Beberapa minggu yang lalu, salah satu teman saya menanyakan tentang “Green Campus” di sini, seperti apakah ada hal tersebut di sini dan jika ada, bagaimana cara kerjanya. Oleh karena itu, saya akan menulis mengenai hal ini dan relevansinya di tulisan ini.

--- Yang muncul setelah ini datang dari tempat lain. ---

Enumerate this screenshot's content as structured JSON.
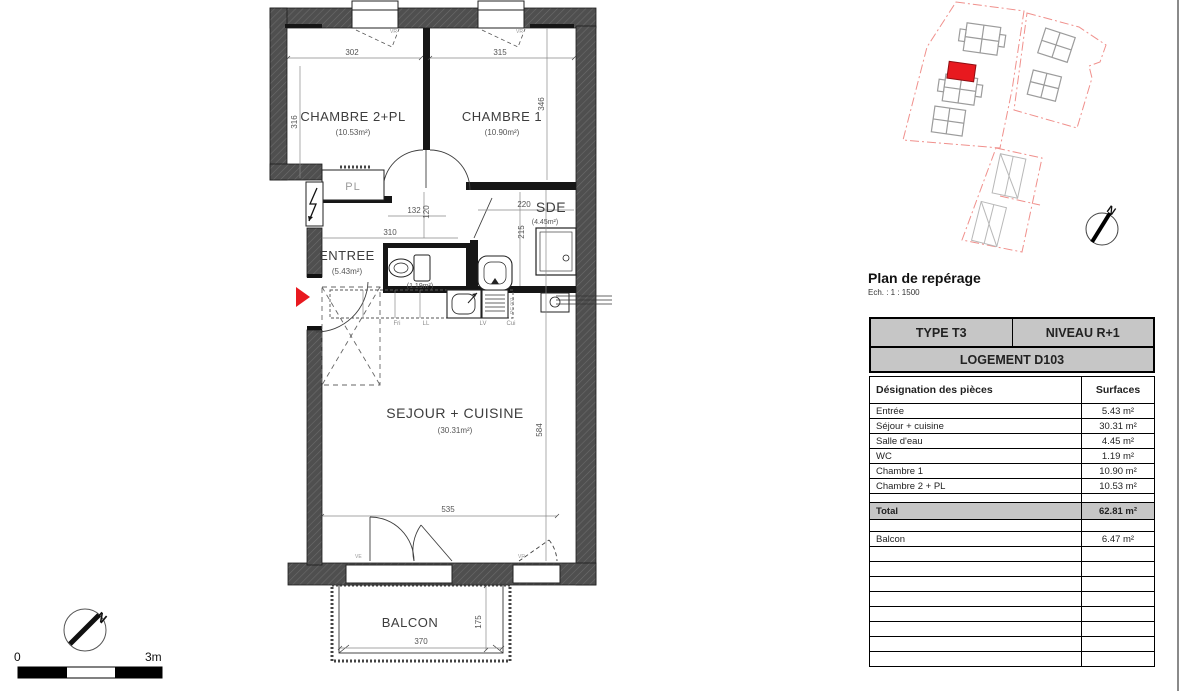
{
  "plan": {
    "rooms": {
      "chambre2_name": "CHAMBRE 2+PL",
      "chambre2_area": "(10.53m²)",
      "chambre1_name": "CHAMBRE 1",
      "chambre1_area": "(10.90m²)",
      "sde_name": "SDE",
      "sde_area": "(4.45m²)",
      "entree_name": "ENTREE",
      "entree_area": "(5.43m²)",
      "wc_area": "(1.19m²)",
      "sejour_name": "SEJOUR + CUISINE",
      "sejour_area": "(30.31m²)",
      "balcon_name": "BALCON",
      "pl_label": "PL"
    },
    "dims": {
      "d302": "302",
      "d315": "315",
      "d316": "316",
      "d346": "346",
      "d310": "310",
      "d132": "132",
      "d120": "120",
      "d220": "220",
      "d215": "215",
      "d535": "535",
      "d584": "584",
      "d370": "370",
      "d175": "175"
    },
    "tags": {
      "fri": "Fri",
      "ll": "LL",
      "lv": "LV",
      "cui": "Cui",
      "pc": "PC 001",
      "vr_top_left": "VR",
      "vr_top_right": "VR",
      "ve_bottom": "VE",
      "vr_bottom": "VR"
    },
    "scalebar": {
      "zero": "0",
      "max": "3m"
    },
    "north": "N",
    "accent_red": "#e8191f",
    "wall_gray": "#4f4f4f"
  },
  "reperage": {
    "title": "Plan de repérage",
    "ech": "Ech. : 1 : 1500",
    "north": "N",
    "site_red": "#f0908c"
  },
  "table": {
    "type": "TYPE T3",
    "niveau": "NIVEAU R+1",
    "logement": "LOGEMENT D103",
    "col_name": "Désignation des pièces",
    "col_surface": "Surfaces",
    "rows": [
      {
        "name": "Entrée",
        "surface": "5.43 m²"
      },
      {
        "name": "Séjour + cuisine",
        "surface": "30.31 m²"
      },
      {
        "name": "Salle d'eau",
        "surface": "4.45 m²"
      },
      {
        "name": "WC",
        "surface": "1.19 m²"
      },
      {
        "name": "Chambre 1",
        "surface": "10.90 m²"
      },
      {
        "name": "Chambre 2 + PL",
        "surface": "10.53 m²"
      }
    ],
    "total": {
      "name": "Total",
      "surface": "62.81 m²"
    },
    "balcon": {
      "name": "Balcon",
      "surface": "6.47 m²"
    }
  }
}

Jadi, sekolah saya atau UWC Robert Bosch College sendiri adalah salah satu dari 15 UWC di seluruh dunia dengan fokus utama pada berkelanjutan atau lingkungan hidup. Mungkin kata “berkelanjutan” atau “sustainability” sedikit asing bagi telinga orang Indonesia. Tetapi, banyak orang yang lebih menggunakan kata ini dibanding kata lingkungan hidup atau “environment” sebab masalah ini tidak hanya mengenai lingkungan hidup, tetapi juga secara sosial dan ekonomi.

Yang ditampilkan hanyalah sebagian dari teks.